Along the way, RIT gathered some big wins. In January, the Lady Tigers traveled to Moon Township, Pa. to face Robert Morris University, the defending CHA champions. RIT proceeded to sweep the weekend series, winning both games 2-1. Binnington said, “I think that was the first time I really realized that we did belong at this level, and we were starting to develop to play with those teams.”
Despite — or perhaps because of — the unique challenge of the season, RIT’s coaches and players alike enjoyed the experience of learning how to play against new teams. “Throughout the entire season, there wasn’t a point really where we were upset with our play,” said Hubert. “That really helped us continue to grow, knowing that we’re moving in a positive direction.” The Tigers ended the season with a record of 16-16-1.
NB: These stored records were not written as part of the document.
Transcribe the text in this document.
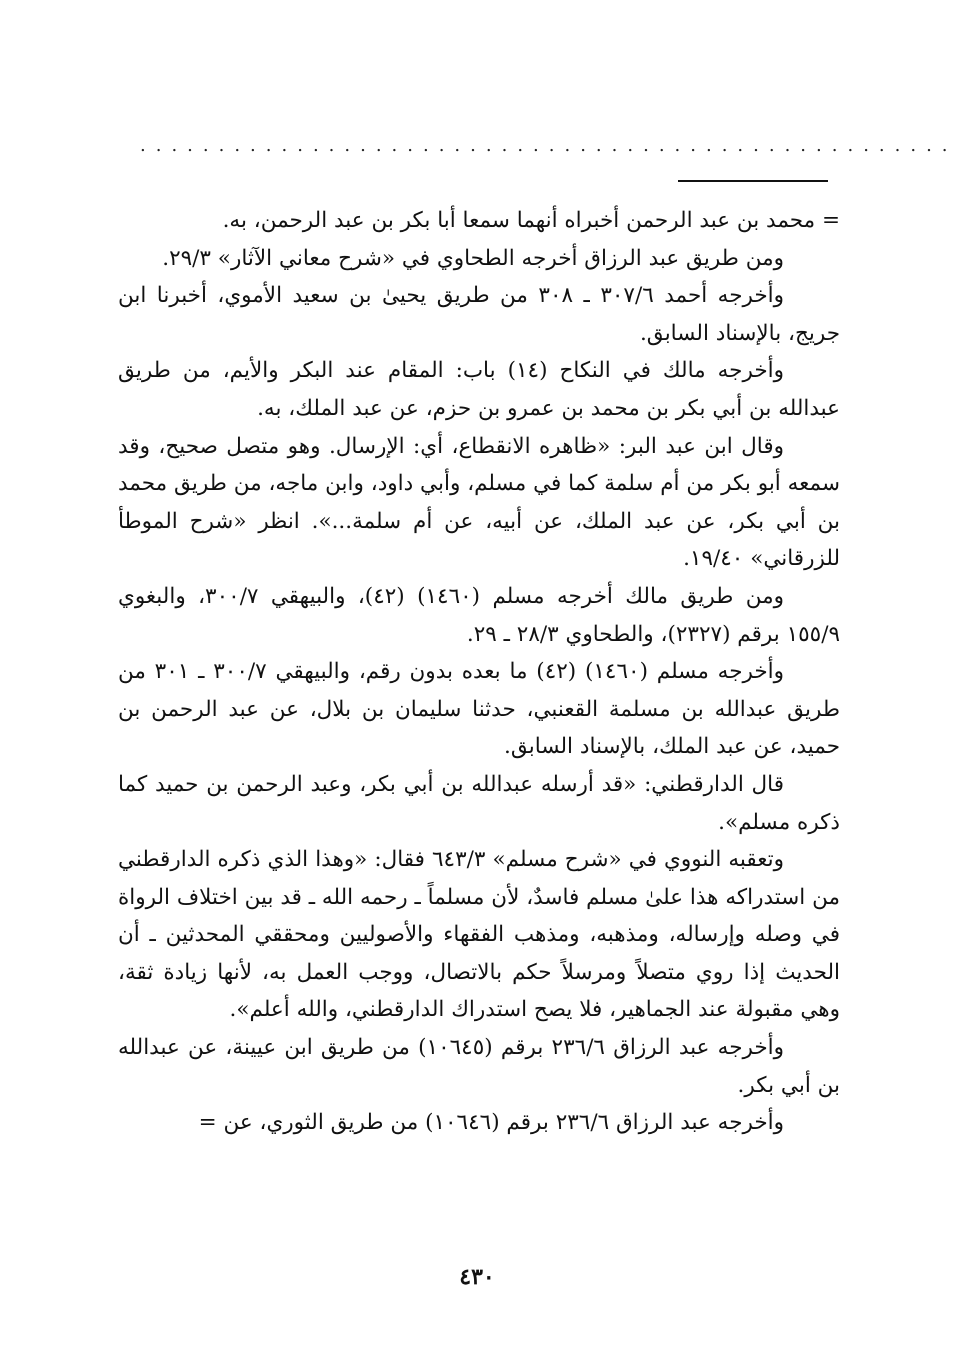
....................................................

= محمد بن عبد الرحمن أخبراه أنهما سمعا أبا بكر بن عبد الرحمن، به.

ومن طريق عبد الرزاق أخرجه الطحاوي في «شرح معاني الآثار» ٢٩/٣.

وأخرجه أحمد ٣٠٧/٦ ـ ٣٠٨ من طريق يحيىٰ بن سعيد الأموي، أخبرنا ابن جريج، بالإسناد السابق.

وأخرجه مالك في النكاح (١٤) باب: المقام عند البكر والأيم، من طريق عبدالله بن أبي بكر بن محمد بن عمرو بن حزم، عن عبد الملك، به.

وقال ابن عبد البر: «ظاهره الانقطاع، أي: الإرسال. وهو متصل صحيح، وقد سمعه أبو بكر من أم سلمة كما في مسلم، وأبي داود، وابن ماجه، من طريق محمد بن أبي بكر، عن عبد الملك، عن أبيه، عن أم سلمة...». انظر «شرح الموطأ للزرقاني» ١٩/٤٠.

ومن طريق مالك أخرجه مسلم (١٤٦٠) (٤٢)، والبيهقي ٣٠٠/٧، والبغوي ١٥٥/٩ برقم (٢٣٢٧)، والطحاوي ٢٨/٣ ـ ٢٩.

وأخرجه مسلم (١٤٦٠) (٤٢) ما بعده بدون رقم، والبيهقي ٣٠٠/٧ ـ ٣٠١ من طريق عبدالله بن مسلمة القعنبي، حدثنا سليمان بن بلال، عن عبد الرحمن بن حميد، عن عبد الملك، بالإسناد السابق.

قال الدارقطني: «قد أرسله عبدالله بن أبي بكر، وعبد الرحمن بن حميد كما ذكره مسلم».

وتعقبه النووي في «شرح مسلم» ٦٤٣/٣ فقال: «وهذا الذي ذكره الدارقطني من استدراكه هذا علىٰ مسلم فاسدٌ، لأن مسلماً ـ رحمه الله ـ قد بين اختلاف الرواة في وصله وإرساله، ومذهبه، ومذهب الفقهاء والأصوليين ومحققي المحدثين ـ أن الحديث إذا روي متصلاً ومرسلاً حكم بالاتصال، ووجب العمل به، لأنها زيادة ثقة، وهي مقبولة عند الجماهير، فلا يصح استدراك الدارقطني، والله أعلم».

وأخرجه عبد الرزاق ٢٣٦/٦ برقم (١٠٦٤٥) من طريق ابن عيينة، عن عبدالله بن أبي بكر.

وأخرجه عبد الرزاق ٢٣٦/٦ برقم (١٠٦٤٦) من طريق الثوري، عن =

٤٣٠
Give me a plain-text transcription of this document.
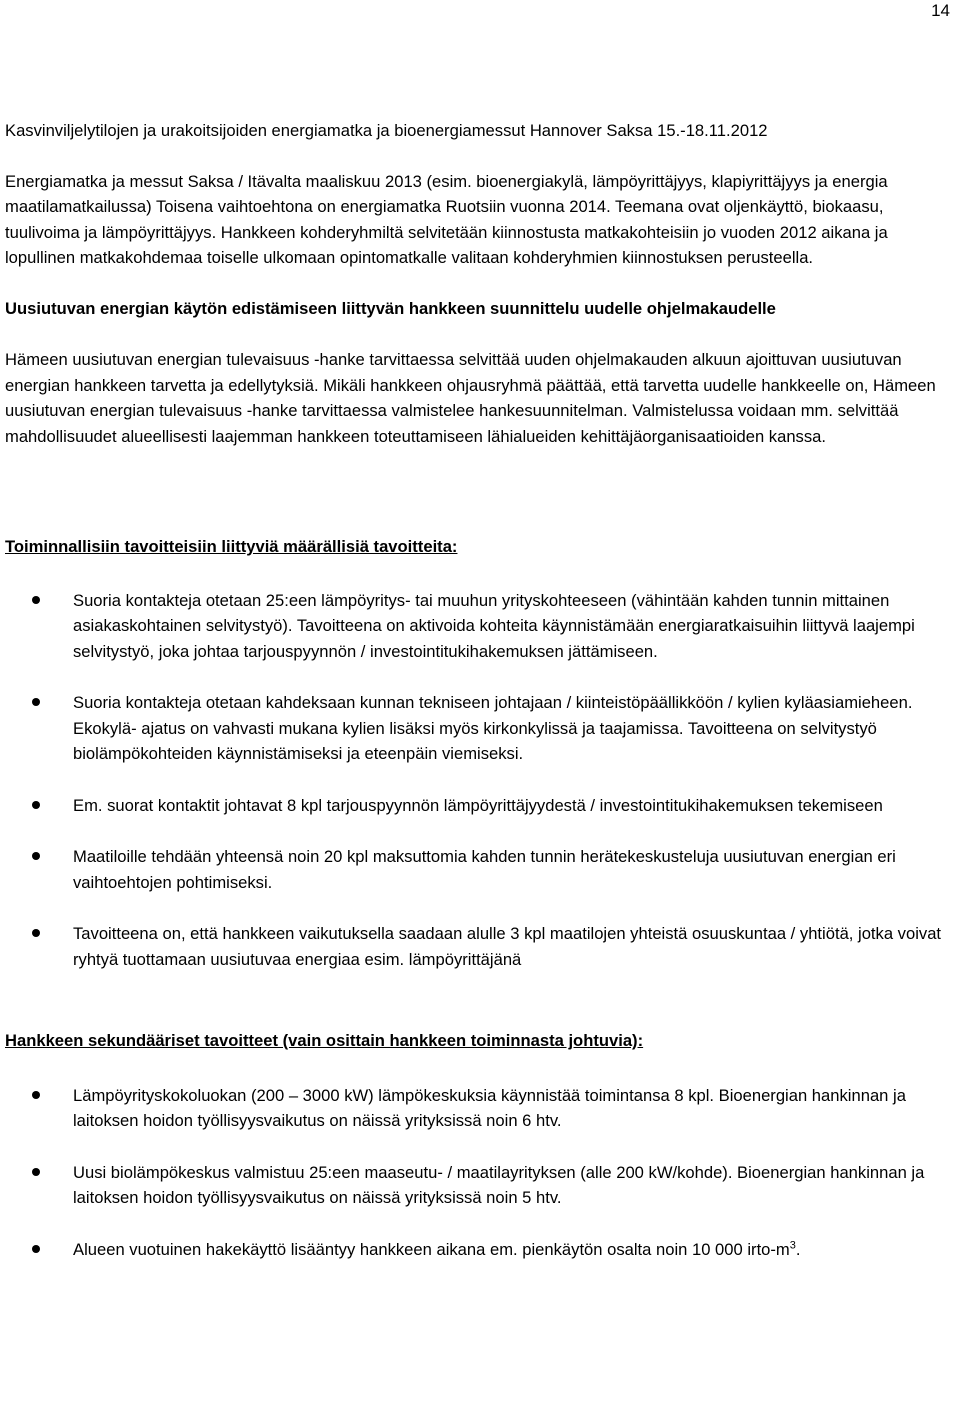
14

Kasvinviljelytilojen ja urakoitsijoiden energiamatka ja bioenergiamessut Hannover Saksa 15.-18.11.2012

Energiamatka ja messut Saksa / Itävalta maaliskuu 2013 (esim. bioenergiakylä, lämpöyrittäjyys, klapiyrittäjyys ja energia maatilamatkailussa) Toisena vaihtoehtona on energiamatka Ruotsiin vuonna 2014. Teemana ovat oljenkäyttö, biokaasu, tuulivoima ja lämpöyrittäjyys. Hankkeen kohderyhmiltä selvitetään kiinnostusta matkakohteisiin jo vuoden 2012 aikana ja lopullinen matkakohdemaa toiselle ulkomaan opintomatkalle valitaan kohderyhmien kiinnostuksen perusteella.

Uusiutuvan energian käytön edistämiseen liittyvän hankkeen suunnittelu uudelle ohjelmakaudelle

Hämeen uusiutuvan energian tulevaisuus -hanke tarvittaessa selvittää uuden ohjelmakauden alkuun ajoittuvan uusiutuvan energian hankkeen tarvetta ja edellytyksiä. Mikäli hankkeen ohjausryhmä päättää, että tarvetta uudelle hankkeelle on, Hämeen uusiutuvan energian tulevaisuus -hanke tarvittaessa valmistelee hankesuunnitelman. Valmistelussa voidaan mm. selvittää mahdollisuudet alueellisesti laajemman hankkeen toteuttamiseen lähialueiden kehittäjäorganisaatioiden kanssa.

Toiminnallisiin tavoitteisiin liittyviä määrällisiä tavoitteita:

Suoria kontakteja otetaan 25:een lämpöyritys- tai muuhun yrityskohteeseen (vähintään kahden tunnin mittainen asiakaskohtainen selvitystyö). Tavoitteena on aktivoida kohteita käynnistämään energiaratkaisuihin liittyvä laajempi selvitystyö, joka johtaa tarjouspyynnön / investointitukihakemuksen jättämiseen.
Suoria kontakteja otetaan kahdeksaan kunnan tekniseen johtajaan / kiinteistöpäällikköön / kylien kyläasiamieheen. Ekokylä- ajatus on vahvasti mukana kylien lisäksi myös kirkonkylissä ja taajamissa. Tavoitteena on selvitystyö biolämpökohteiden käynnistämiseksi ja eteenpäin viemiseksi.
Em. suorat kontaktit johtavat 8 kpl tarjouspyynnön lämpöyrittäjyydestä / investointitukihakemuksen tekemiseen
Maatiloille tehdään yhteensä noin 20 kpl maksuttomia kahden tunnin herätekeskusteluja uusiutuvan energian eri vaihtoehtojen pohtimiseksi.
Tavoitteena on, että hankkeen vaikutuksella saadaan alulle 3 kpl maatilojen yhteistä osuuskuntaa / yhtiötä, jotka voivat ryhtyä tuottamaan uusiutuvaa energiaa esim. lämpöyrittäjänä

Hankkeen sekundääriset tavoitteet (vain osittain hankkeen toiminnasta johtuvia):

Lämpöyrityskokoluokan (200 – 3000 kW) lämpökeskuksia käynnistää toimintansa 8 kpl. Bioenergian hankinnan ja laitoksen hoidon työllisyysvaikutus on näissä yrityksissä noin 6 htv.
Uusi biolämpökeskus valmistuu 25:een maaseutu- / maatilayrityksen (alle 200 kW/kohde). Bioenergian hankinnan ja laitoksen hoidon työllisyysvaikutus on näissä yrityksissä noin 5 htv.
Alueen vuotuinen hakekäyttö lisääntyy hankkeen aikana em. pienkäytön osalta noin 10 000 irto-$m^3$.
To the Playoffs and Beyond
After the regular season had finished, the Lady Tigers won their first two playoff games against the newly-formed Penn State team. They then lost narrowly to Syracuse in the semifinal game. The Tigers did not win the tournament, but they definitely exceeded expectations. Hiller said, “We knew people thought of us as the underdog. But it’s kind of fun coming in as the underdog, because then you can prove everyone wrong. I feel like we did that, too.”
The other coaches in the league are looking forward to the battles that RIT will have for them next season. Mercyhurst Women’s Hockey Head Coach Michael Sisti said, “I know just from the men’s side, our team has had some great rivalries with RIT and with the proximity of the team and the schools, it’s just nice to have [the RIT Women’s Hockey team] added to the league. It should be a real good, healthy rivalry over the years.” Despite not losing to RIT once, Sisti added, “I think they did a great job, we’re glad to have them in the league, and we look forward to some great competition down the road.”
Many RIT players also have high expectations for next season. Second year University Studies major and captain-elect Celeste Brown expects big things from her team next year: “I definitely think we have the ability to win our conference. I think we shouldn’t set our goals any lower than that.”